Tracing the Threads: Queer IR and Human Rights

International politics understood as a fabric of the world is shot through with queer threads. Relatively few IR theorists look for and recognise these threads; fewer still explicate the forms and patterns such threads constitute, or discuss their varied significance and meanings. These threads are not somehow marginal to the fabric of international politics – like ornamental figures in out of the way corners. Rather, they pattern the day to day matters of the discipline. A project in which I am presently involved (and from which this post is derived) seeks to show that when we are willing to trace these threads, a whole set of new understandings opens out before us (Picq & Thiel, 2015).

This is the queer claim that when we study IR directly through sexuality and gender politics, the conceptual realignments and reinterpretations which follow will have general significance for the field; that if we don’t analyse in this queer way we will misinterpret the putative subject of the discipline. The study of international sexuality and gender politics is of consequence for IR in general, not just those activists and academics concerned about specific cases of cross border human rights abuse of queers, or the like. Indeed, the always already present nature of these elements applies to both sexuality and gender politics, and human rights: both often get pushed to the margins and are dismissed as specialty interests. Both, however, suffuse the “routine” subject matter of IR as an academic discipline. IR as a discipline however neglects or resists queer theory, and so the analysis takes place elsewhere. A putative concern with the human rights of LGBTQ people – in foreign policy or via human rights programmes – is often as far as IR gets with its concerns for international sexuality politics. But such gestures – however well meant and executed – are tokens; they are indicative of an intellectual failure to grapple with the full strength of the claims made about the centrality of sexuality politics to international relations.

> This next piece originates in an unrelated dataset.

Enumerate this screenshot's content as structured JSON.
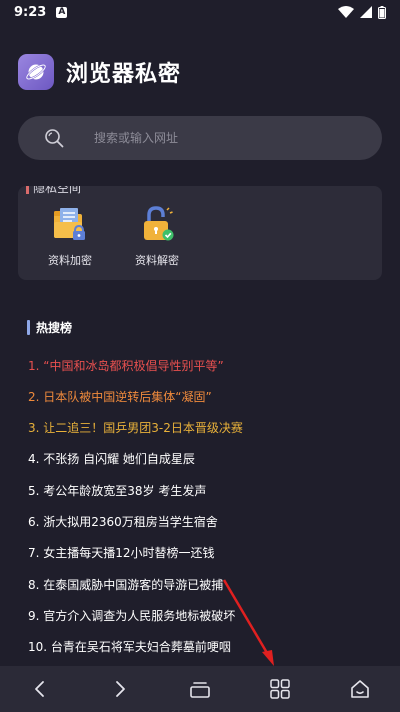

Scholarship on this topic within IR is becoming more prominent. (Readers should keep an eye out for a forthcoming forum on Queer IR in International Studies Review (Sjoberg & Weber, 2015)). To this point, the claim has been explored most directly and pointedly for IR theory by Cynthia Weber (2014) in a recent article in the European Journal of International Relations. Weber engages in a sustained critique of IR scholarship, utilizing a diverse array of resources from queer theory. Let me outline the starting point of her argument against IR.

Weber commences by asking why – after 25 years of queer theory – the discipline of International Relations has not “gone somewhat queer” (Weber, 2014, p. 1). This, she argues, should be a pressing question for IR scholars: queer scholars themselves are well and truly at home on the familiar turf of the IR scholar. The war on terror, immigration, displaced people flows, transnationalism, global capital and labor, violence of various forms, surveillance – all of these and more are central subjects of study in IR; they are all also taken up and given masterful treatment by a wide range of queer scholars whom Weber lists. Global Queer Studies scholars contribute to the three core areas of traditional IR scholarship: “war and peace, state and nation formation, and international political economy”. These contributions are not somehow marginal, but are top ranked in various disciplinary journals and books series – “But not in the field of IR.” (Weber, 2014, p. 2)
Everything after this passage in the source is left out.